Running sketch from March 2016. Pencil on A5 notebook paper. The swirling road becomes the central motif around which the impressions are collected.

A GIF loop of lines in perspective, created with Processing and imageMagick. (Author 2017)

Above: Two running sketches from the session of March 2016. Pencil on A5 notebook paper. The first focus is on the repetitive roadside, collecting elements in a linear way as they fit on the paper. From the outcome there is no way to know if the elements (trees, streetlights) are taken from a single viewpoint or are an assemblage.

RUNNING SKETCH

 

Run with the sketchbook in your hand and try to include what you see into the current drawing. At the same time the drawing ought to be fast, each drawing should last only a few minutes. It can be helpful if the area is previously unknown to you.
 

Running provides a physical condition that makes the basic trace making more challenging.
 

Interspersing the running sketches with walking and static sketches can be helpful in gauging the difficulty of the task and the amount of detail that can be fit in a single drawing. It is possible that the location needs a specific approach to make the images work.
 

Aims:

1. Question the idea that a drawing from life is a determined vista or an optical snapshot from a specific point. The result is a composite of observations and impressions.

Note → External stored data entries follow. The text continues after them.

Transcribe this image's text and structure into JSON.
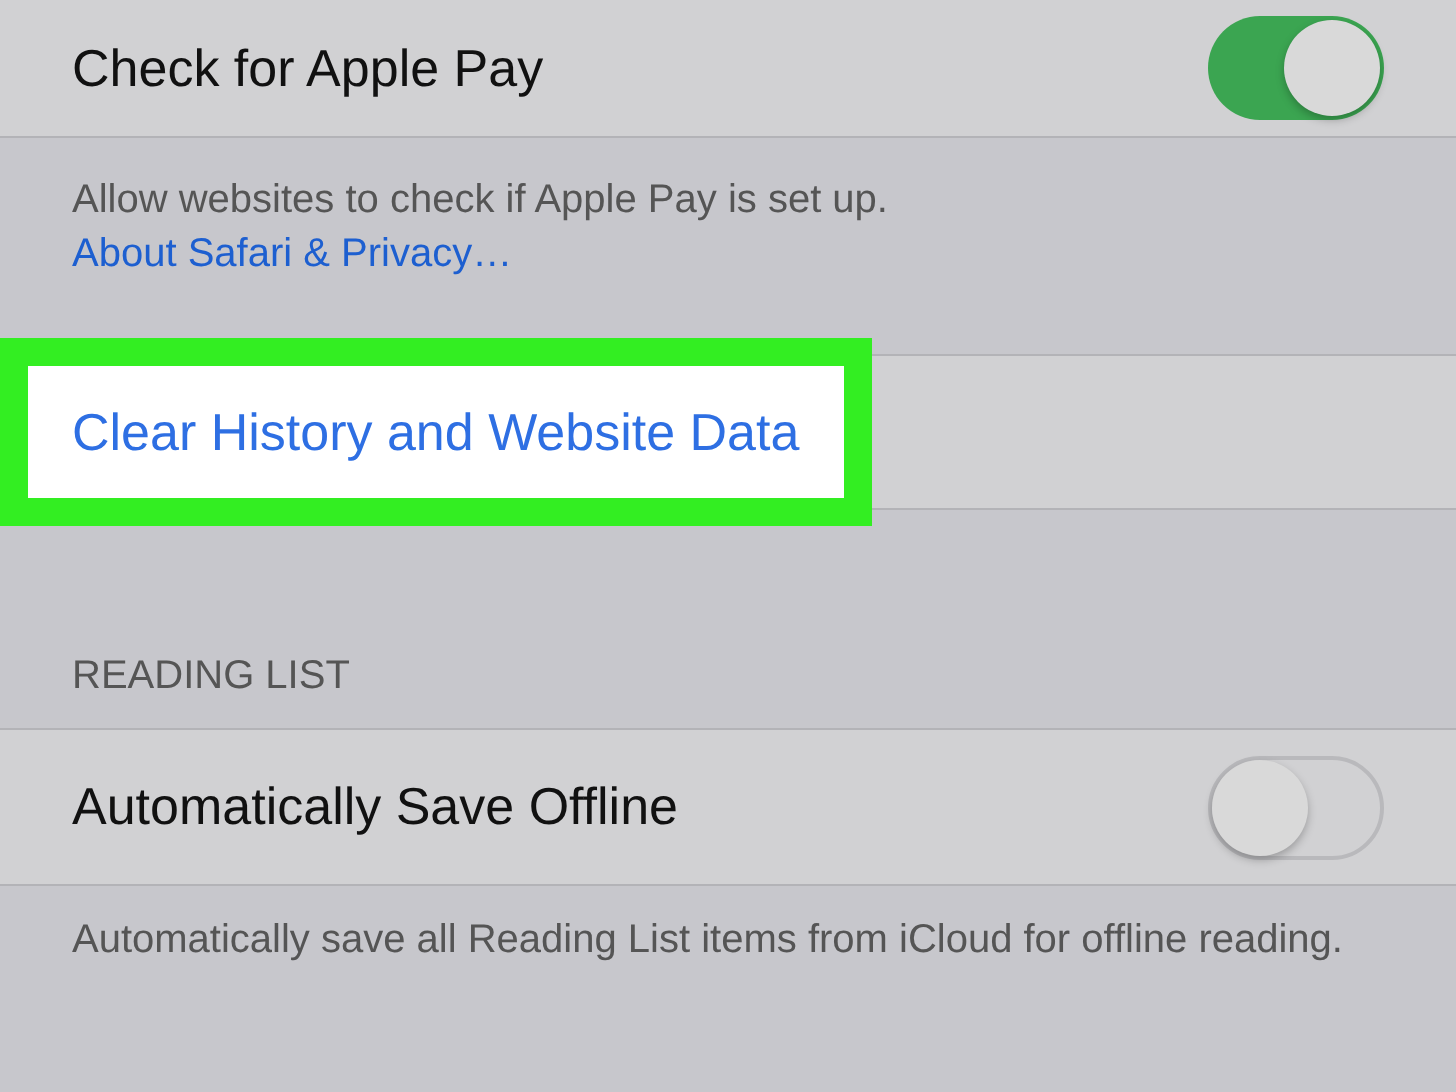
{
  "apple_pay": {
    "label": "Check for Apple Pay",
    "on": true
  },
  "apple_pay_footer": {
    "text": "Allow websites to check if Apple Pay is set up.",
    "link": "About Safari & Privacy…"
  },
  "clear_history": {
    "label": "Clear History and Website Data",
    "highlighted": true
  },
  "reading_list": {
    "header": "READING LIST",
    "label": "Automatically Save Offline",
    "on": false,
    "footer": "Automatically save all Reading List items from iCloud for offline reading."
  }
}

2. Develop a drawing approach that is particular to the motif or site.

3. Shatter the reliance on a stable line and accuracy. Drawing can be made to involve other things than the tip of the pen and the mind.

Further reflection:


The Running Sketch exercise was initiated in a design school course of Design Exploration and Experimentation (see Kosonen & Mäkelä 2012) where I was a co-teacher in early 2016. A portion of the course took place in Koli, Finland. Students worked on themes of place and space. This environment for making rapid small tasks inspired me to examine my drawing work in terms of a place-specific task.

To me, the first running sketches invited further elaboration. The exercise needed the idea that a more specific motif would be useful for the sketch, which here is the swirling road.

 

It would be possible to make the picture elements overlap or detach them from each other, as in futurism or cubism. However, as an exercise I feel for my goal-setting a more conventional landscape was a better target.

In a later walking sketch, it became possible to build a more articulate landscape, albeit less raw than the running sketches. March 2016. Pencil on A5 notebook paper.

Above: Non-running sketch, March 2016. Pencil on A5 notebook paper. Here the road first emerges as the main motif, and not the roadside. This is continued in the next running sketches.

The last running sketch from the March 2016 session. Pencil on A5 notebook paper.